–Adds comments on fin system and institutes to story sent at 09:15 GMT
MUNICH, Germany (MNI) – There is a danger that major issues on the
banking reform agenda could be thrown off track by waning commitment and
political interests, and this must not be allowed to happen, European
Central Bank Governing Council member Axel Weber said Friday.
Only a coordinated and harmonized effort can ensure financial
stability and set the path for “steady and sustainable global
development,” Weber said in a speech on banking regulation prepared for
delivery at an economic conference.
Weber made no mention in his prepared remarks of ECB monetary
policy or the Greek crisis.
The financial crisis, “though in its third year now, still presents
us with a great many challenges,” Weber said.
As markets have stabilized and the recovery begins, the focus has
moved to preventing future crises, and “a cornerstone of this attempt to
create a more stable financial system is the reform of banking
regulation,” he said.
Weber noted that an additional tax on the banking sector “could be
useful in recouping some of the costs of the crisis,” but “it is an
inferior instrument in terms of internalising the effects of risky
activities on financial stability.”
“Hence, the reform of the Basel II framework is rightly given
preference by regulators and should be implemented with priority by
policymakers,” he said.
Commenting on the reform process itself, Weber observed that “up to
now, policy development has proceeded according to agreed and very
ambitious timelines, reducing the uncertainty as far as possible.”

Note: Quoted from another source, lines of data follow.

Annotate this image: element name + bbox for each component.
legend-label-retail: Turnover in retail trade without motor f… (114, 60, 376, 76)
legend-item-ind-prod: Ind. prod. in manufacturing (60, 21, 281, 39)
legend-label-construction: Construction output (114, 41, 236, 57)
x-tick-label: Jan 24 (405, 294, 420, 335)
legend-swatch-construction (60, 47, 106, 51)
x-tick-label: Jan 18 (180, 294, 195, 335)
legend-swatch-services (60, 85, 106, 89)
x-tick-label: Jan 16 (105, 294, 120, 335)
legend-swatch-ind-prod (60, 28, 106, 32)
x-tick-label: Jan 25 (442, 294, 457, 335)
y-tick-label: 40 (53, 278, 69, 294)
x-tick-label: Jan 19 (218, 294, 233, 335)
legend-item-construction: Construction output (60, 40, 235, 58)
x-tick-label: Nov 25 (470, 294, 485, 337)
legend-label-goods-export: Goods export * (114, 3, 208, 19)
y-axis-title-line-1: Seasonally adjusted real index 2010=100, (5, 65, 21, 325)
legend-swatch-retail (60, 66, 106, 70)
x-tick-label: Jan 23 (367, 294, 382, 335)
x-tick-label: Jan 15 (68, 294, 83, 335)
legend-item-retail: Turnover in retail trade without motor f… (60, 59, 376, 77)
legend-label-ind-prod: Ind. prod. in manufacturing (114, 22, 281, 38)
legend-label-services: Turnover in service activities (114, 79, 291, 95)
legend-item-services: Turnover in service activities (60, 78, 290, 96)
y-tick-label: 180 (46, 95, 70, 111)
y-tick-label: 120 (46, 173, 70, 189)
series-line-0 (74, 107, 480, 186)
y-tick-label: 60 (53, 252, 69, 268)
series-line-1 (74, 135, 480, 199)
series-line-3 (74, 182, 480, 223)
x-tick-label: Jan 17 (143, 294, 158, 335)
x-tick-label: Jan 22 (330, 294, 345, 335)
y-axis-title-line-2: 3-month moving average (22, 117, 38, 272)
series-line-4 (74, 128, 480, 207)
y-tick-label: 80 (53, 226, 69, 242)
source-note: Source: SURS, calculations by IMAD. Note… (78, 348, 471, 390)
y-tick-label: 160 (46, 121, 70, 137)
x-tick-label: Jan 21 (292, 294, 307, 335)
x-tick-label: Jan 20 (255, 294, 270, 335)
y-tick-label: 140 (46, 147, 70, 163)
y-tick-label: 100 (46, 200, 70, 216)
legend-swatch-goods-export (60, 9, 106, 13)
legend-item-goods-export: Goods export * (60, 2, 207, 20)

The financial crisis has taught three broad lessons, Weber said:
the need to toughen regulation on the microprudential level, to
complement it with macroprudential supervision, and to ensure
harmonization and cooperation at an international level.
“Although we have already come a good distance, we have to sustain
the political will to stay the course,” he stressed.
“As we are now hopefully entering better times, there is a certain
danger that some major issues on the reform agenda might fall prey to
dwindling commitment and political interests,” he warned.
This development “must not be allowed to happen,” he insisted, as
“only a coordinated and harmonised effort will enable us to ensure
financial stability and thus pave the way for steady and sustainable
global development.”
“Of course, we know we can never prevent a failure of a financial
institution with 100% [certainty] and nor should we try to,” he told the
audience.
“We have to increase the resilience of the financial system to make
it more resilient and shock-proof,” he added.